Figure-5- showing the mechanism of mismatch repair system
In E coli, three proteins (Mut S, Mut L, and Mut H) are required for recognition of the mutation and nicking of the strand. Other cellular enzymes, including ligase, polymerase, and SSBs, remove and replace the strand. The process is somewhat more complicated in mammalian cells, as about six proteins are involved in the first steps (figure-6).
Figure-6-showing mechanism of mismatch repair system in E. coli
Faulty mismatch repair has been linked to hereditary nonpolyposis colon cancer (HNPCC), one of the most common inherited cancers.
B) Repairing Strand Breaks
Ionizing radiation and certain chemicals can produce both single-strand breaks (SSBs) and double-strand breaks (DSBs) in the DNA backbone.
i) Single-Strand Breaks (SSBs)
Breaks in a single strand of the DNA molecule are repaired using the same enzyme systems that are used in Base-Excision Repair (BER).
ii) Double-Strand Break Repair
There are two mechanisms by which the cell attempts to repair a complete break in a DNA molecule:
1) The direct joining of the broken ends. This requires proteins that recognize and bind to the exposed ends and bring them together for ligating. This type of joining is also called Nonhomologous End-Joining (NHEJ). A protein called Ku is essential for NHEJ.(figure-7)
Errors indirect joining may be a cause of the various translocations that are associated with cancers. Examples:
- Burkitt’s lymphoma
- Philadelphia chromosome in chronic myelogenous leukemia (CML)
- B-cell leukemia
2) Homologous Recombination. Here the broken ends are repaired using the information on the intact (figure-7).
- sister chromatid, or on the
- homologous chromosome
- same chromosome if there are duplicate copies of the gene on the chromosome oriented in opposite directions (head-to-head or back-to-back).
Two of the proteins used in homologous recombination are encoded by the genes BRCA1 and BRCA2. Inherited mutations in these genes predispose women to breast and ovarian cancers.
Figure-7-showing mechanism of double-strand break repair
Meiosis also involves DSBs
Recombination between homologous chromosomes in meiosis I also involve the formation of DSBs and their repair.
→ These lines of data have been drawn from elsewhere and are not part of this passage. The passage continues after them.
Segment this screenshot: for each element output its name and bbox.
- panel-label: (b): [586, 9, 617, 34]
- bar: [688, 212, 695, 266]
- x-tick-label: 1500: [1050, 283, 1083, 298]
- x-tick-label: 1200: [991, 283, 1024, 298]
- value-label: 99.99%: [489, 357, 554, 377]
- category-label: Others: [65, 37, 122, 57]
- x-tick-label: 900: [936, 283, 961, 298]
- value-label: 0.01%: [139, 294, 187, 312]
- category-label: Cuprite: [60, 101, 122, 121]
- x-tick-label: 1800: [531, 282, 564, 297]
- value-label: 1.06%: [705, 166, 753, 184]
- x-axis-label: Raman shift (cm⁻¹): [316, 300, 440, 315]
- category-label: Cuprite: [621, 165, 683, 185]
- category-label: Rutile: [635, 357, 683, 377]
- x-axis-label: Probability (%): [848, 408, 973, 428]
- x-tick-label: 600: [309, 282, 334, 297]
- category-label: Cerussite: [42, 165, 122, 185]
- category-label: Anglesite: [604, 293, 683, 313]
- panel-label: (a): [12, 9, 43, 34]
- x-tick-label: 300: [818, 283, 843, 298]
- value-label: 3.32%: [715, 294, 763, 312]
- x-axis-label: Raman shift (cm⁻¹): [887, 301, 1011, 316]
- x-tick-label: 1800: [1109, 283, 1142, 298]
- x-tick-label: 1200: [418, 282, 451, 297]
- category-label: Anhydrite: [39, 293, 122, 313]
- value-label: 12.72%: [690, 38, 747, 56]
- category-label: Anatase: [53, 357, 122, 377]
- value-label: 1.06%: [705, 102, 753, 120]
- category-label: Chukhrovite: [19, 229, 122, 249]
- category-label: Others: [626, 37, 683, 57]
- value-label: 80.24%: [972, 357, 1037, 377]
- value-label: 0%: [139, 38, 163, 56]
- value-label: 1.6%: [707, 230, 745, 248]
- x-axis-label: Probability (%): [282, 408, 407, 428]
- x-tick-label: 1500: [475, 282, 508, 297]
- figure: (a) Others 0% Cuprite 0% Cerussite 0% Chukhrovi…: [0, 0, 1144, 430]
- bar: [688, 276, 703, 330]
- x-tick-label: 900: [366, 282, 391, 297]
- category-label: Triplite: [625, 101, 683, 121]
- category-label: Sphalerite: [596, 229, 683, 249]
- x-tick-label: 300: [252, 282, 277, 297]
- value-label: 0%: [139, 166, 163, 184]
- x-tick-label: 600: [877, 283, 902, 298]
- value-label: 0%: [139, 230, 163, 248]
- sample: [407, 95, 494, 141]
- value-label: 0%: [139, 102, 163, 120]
Meiosis I with the alignment of homologous sequences provides a mechanism for repairing damaged DNA.
Diseases associated with defective DNA repair system
Some of the examples include:
- Ataxia telangiectasia
- Bloom syndrome
- Cockayne’s syndrome
- Progeria (Hutchinson-Gilford Progeria syndrome)
- Rothmund-Thomson syndrome
- Trichothiodystrophy
- Werner syndrome
- Xeroderma pigmentosum
- Hereditary non-polyposis colon cancer.